Eligibility depends on a host of factors including the total cost of the vehicle: the buyer’s income level, the size of the vehicle’s battery, etc. But the key hurdle that Rivian fails to clear is the “Critical Minerals and Battery Component Requirement.” This piece of the legislation is broken into two parts (each worth $3,750 of the credit) and mandates that:
- “The critical minerals contained in the battery must be extracted or processed in the United States or a country with which the United States has a free trade agreement, or be recycled in North America.”
- “The applicable percentage of the value of the battery components must be manufactured or assembled in North America.”
In other words, you’ve got to mine the minerals for the batteries in the U.S., and you’ve got to build the batteries in the U.S. That said, this year only 40% of the mining and assembly needs to take place in North America, but every year that number increases by another 10%.
Up to this point, there’s been a lot of speculation as to whether or not Rivian would meet these requirements.
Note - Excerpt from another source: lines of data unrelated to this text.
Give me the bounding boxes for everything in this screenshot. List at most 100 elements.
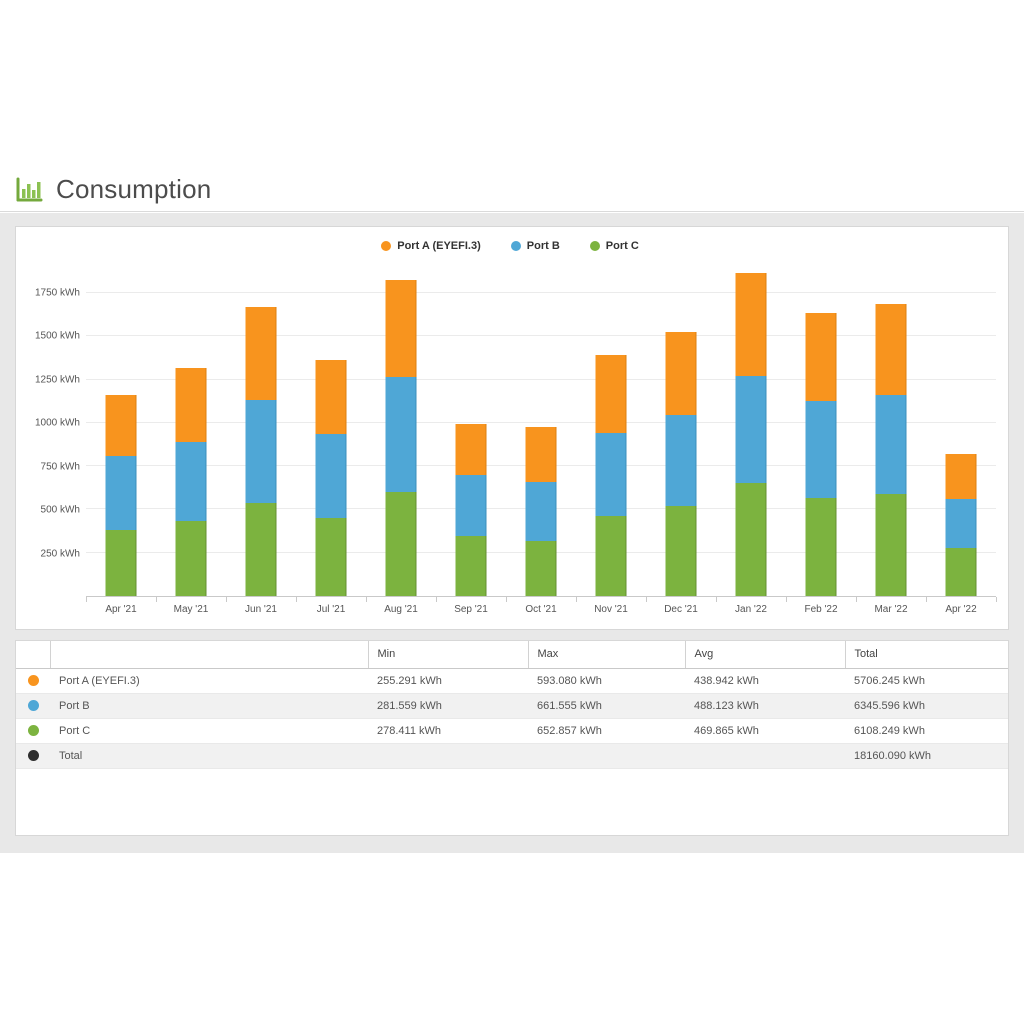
series-name: Port B — [50, 693, 368, 719]
stacked-bar — [175, 367, 207, 596]
bar-chart-icon — [16, 177, 43, 201]
x-axis-label: Feb '22 — [804, 604, 838, 615]
row-dot-cell — [16, 693, 50, 719]
stacked-bar — [805, 312, 837, 596]
bar-segment-port-c[interactable] — [665, 506, 697, 596]
bar-segment-port-a-eyefi-3-[interactable] — [385, 279, 417, 378]
bar-slot — [646, 267, 716, 596]
bar-slot — [86, 267, 156, 596]
bar-segment-port-b[interactable] — [245, 399, 277, 504]
min-value: 255.291 kWh — [368, 668, 528, 694]
bar-segment-port-a-eyefi-3-[interactable] — [875, 304, 907, 396]
stats-col-total: Total — [844, 641, 1008, 669]
legend-item-port-b[interactable]: Port B — [510, 240, 560, 252]
bar-segment-port-c[interactable] — [525, 540, 557, 596]
plot-area — [86, 267, 996, 597]
bar-segment-port-c[interactable] — [385, 492, 417, 596]
legend-color-dot — [589, 241, 600, 251]
y-tick-label: 1500 kWh — [34, 330, 80, 342]
y-tick-label: 250 kWh — [40, 548, 80, 560]
x-axis-label: Jul '21 — [316, 604, 346, 615]
bar-segment-port-c[interactable] — [105, 530, 137, 596]
bar-segment-port-a-eyefi-3-[interactable] — [175, 367, 207, 442]
bar-slots — [86, 267, 996, 596]
legend-item-port-a-eyefi-3-[interactable]: Port A (EYEFI.3) — [381, 240, 481, 252]
stats-table: Min Max Avg Total Port A (EYEFI.3) 255.291 k… — [16, 641, 1008, 769]
bar-segment-port-c[interactable] — [595, 516, 627, 596]
stacked-bar — [875, 304, 907, 596]
bar-segment-port-a-eyefi-3-[interactable] — [245, 307, 277, 400]
gridline — [86, 378, 996, 380]
x-axis-label: Oct '21 — [525, 604, 557, 615]
stacked-bar — [455, 424, 487, 596]
bar-segment-port-a-eyefi-3-[interactable] — [315, 359, 347, 434]
bar-segment-port-a-eyefi-3-[interactable] — [105, 395, 137, 456]
bar-segment-port-b[interactable] — [735, 376, 767, 483]
stats-col-dot — [16, 641, 50, 669]
bar-segment-port-c[interactable] — [245, 503, 277, 596]
bar-segment-port-b[interactable] — [175, 441, 207, 522]
stats-col-avg: Avg — [684, 641, 845, 669]
stats-col-max: Max — [527, 641, 685, 669]
x-axis-tick — [786, 597, 787, 602]
legend-label: Port B — [526, 240, 560, 252]
legend-label: Port A (EYEFI.3) — [397, 240, 481, 252]
bar-segment-port-b[interactable] — [945, 498, 977, 548]
main-content: Port A (EYEFI.3) Port B Port C 250 kWh 500 … — [0, 213, 1024, 853]
min-value — [368, 743, 528, 769]
bar-segment-port-c[interactable] — [875, 494, 907, 596]
gridline — [86, 335, 996, 337]
bar-segment-port-a-eyefi-3-[interactable] — [945, 454, 977, 499]
bar-segment-port-c[interactable] — [735, 482, 767, 596]
bar-segment-port-a-eyefi-3-[interactable] — [805, 312, 837, 401]
bar-segment-port-b[interactable] — [525, 482, 557, 541]
x-axis-tick — [436, 597, 437, 602]
bar-segment-port-b[interactable] — [805, 400, 837, 498]
legend-item-port-c[interactable]: Port C — [589, 240, 639, 252]
bar-segment-port-b[interactable] — [875, 395, 907, 495]
bar-segment-port-c[interactable] — [945, 547, 977, 596]
row-dot-cell — [16, 743, 50, 769]
stacked-bar — [735, 273, 767, 596]
bar-segment-port-a-eyefi-3-[interactable] — [525, 427, 557, 483]
y-tick-label: 750 kWh — [40, 461, 80, 473]
bar-segment-port-c[interactable] — [455, 536, 487, 596]
x-axis-label: Jun '21 — [245, 604, 277, 615]
y-tick-label: 1000 kWh — [34, 417, 80, 429]
series-color-dot — [27, 725, 39, 737]
x-axis-label: Mar '22 — [874, 604, 908, 615]
stats-col-name — [49, 641, 368, 669]
bar-segment-port-b[interactable] — [105, 455, 137, 530]
consumption-chart-card: Port A (EYEFI.3) Port B Port C 250 kWh 500 … — [15, 226, 1009, 630]
bar-segment-port-b[interactable] — [665, 415, 697, 507]
x-axis-label: Sep '21 — [454, 604, 488, 615]
avg-value — [685, 743, 845, 769]
bar-segment-port-c[interactable] — [315, 518, 347, 596]
bar-segment-port-b[interactable] — [315, 433, 347, 519]
series-name: Total — [50, 743, 368, 769]
bar-segment-port-a-eyefi-3-[interactable] — [455, 424, 487, 475]
bar-segment-port-b[interactable] — [385, 377, 417, 493]
stacked-bar — [105, 395, 137, 596]
series-color-dot — [27, 750, 39, 762]
bar-segment-port-a-eyefi-3-[interactable] — [735, 273, 767, 377]
gridline — [86, 291, 996, 293]
bar-segment-port-a-eyefi-3-[interactable] — [665, 332, 697, 416]
bar-segment-port-a-eyefi-3-[interactable] — [595, 354, 627, 434]
stats-col-min: Min — [367, 641, 528, 669]
series-name: Port A (EYEFI.3) — [50, 668, 368, 694]
x-axis-label: May '21 — [173, 604, 209, 615]
bar-segment-port-b[interactable] — [595, 433, 627, 517]
total-value: 18160.090 kWh — [845, 743, 1008, 769]
x-axis-tick — [296, 597, 297, 602]
x-axis-label: Nov '21 — [594, 604, 628, 615]
stacked-bar — [945, 454, 977, 596]
x-axis: Apr '21 May '21 Jun '21 Jul '21 Aug '21 Sep '… — [86, 597, 997, 621]
bar-segment-port-c[interactable] — [175, 521, 207, 596]
gridline — [86, 421, 996, 423]
bar-segment-port-b[interactable] — [455, 474, 487, 537]
row-dot-cell — [16, 668, 50, 694]
bar-segment-port-c[interactable] — [805, 497, 837, 596]
x-axis-label: Apr '21 — [105, 604, 137, 615]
The automaker has historically sourced most of its batteries from Samsung SDI, which builds its batteries in South Korea, but there had been rumors of Samsung setting up a plant in Normal, IL next to Rivian’s factory. However, it seems those rumors turned out to be just that, and now Rivian, along with Volkswagen, Nissan, and BMW will be ineligible for the rebate.
While this is obviously bad news for Rivian, it’s not immediately catastrophic. The automaker has stopped publicly divulging its backlog, but last fall it was estimated to be over 100,000 units. If that’s the case, even if Rivian hits its ambitious production targets of 50,000 vehicles for 2023, it wouldn’t even be halfway through the existing demand. And that doesn’t take into consideration the cars Rivian has sold this year.
The backlog buys Rivian time to set up new battery supply chains to regain eligibility for the rebate. And because Rivian has typically purchased its batteries from the spot market rather than engaging in long term contracts with suppliers, it should have the flexibility it needs to make that transition…provided it can find a suitable deal.
Rivian’s loss of rebate eligibility comes at a somewhat inopportune time for the company as well. This week Tesla announced yet another round of price cuts, and while none of Elon’s models compete directly with the R1T or R1S from Rivian, the move signals the industry’s willingness to engage in price wars, which should make a $7,500 rebate from the government even more important than ever to Rivian.
Things haven’t been going great on Wall Street either: This week a number of major analysts downgraded Rivian’s stock and shares have lost 11% since last Thursday. The company is expected to report Q2 earnings early next month.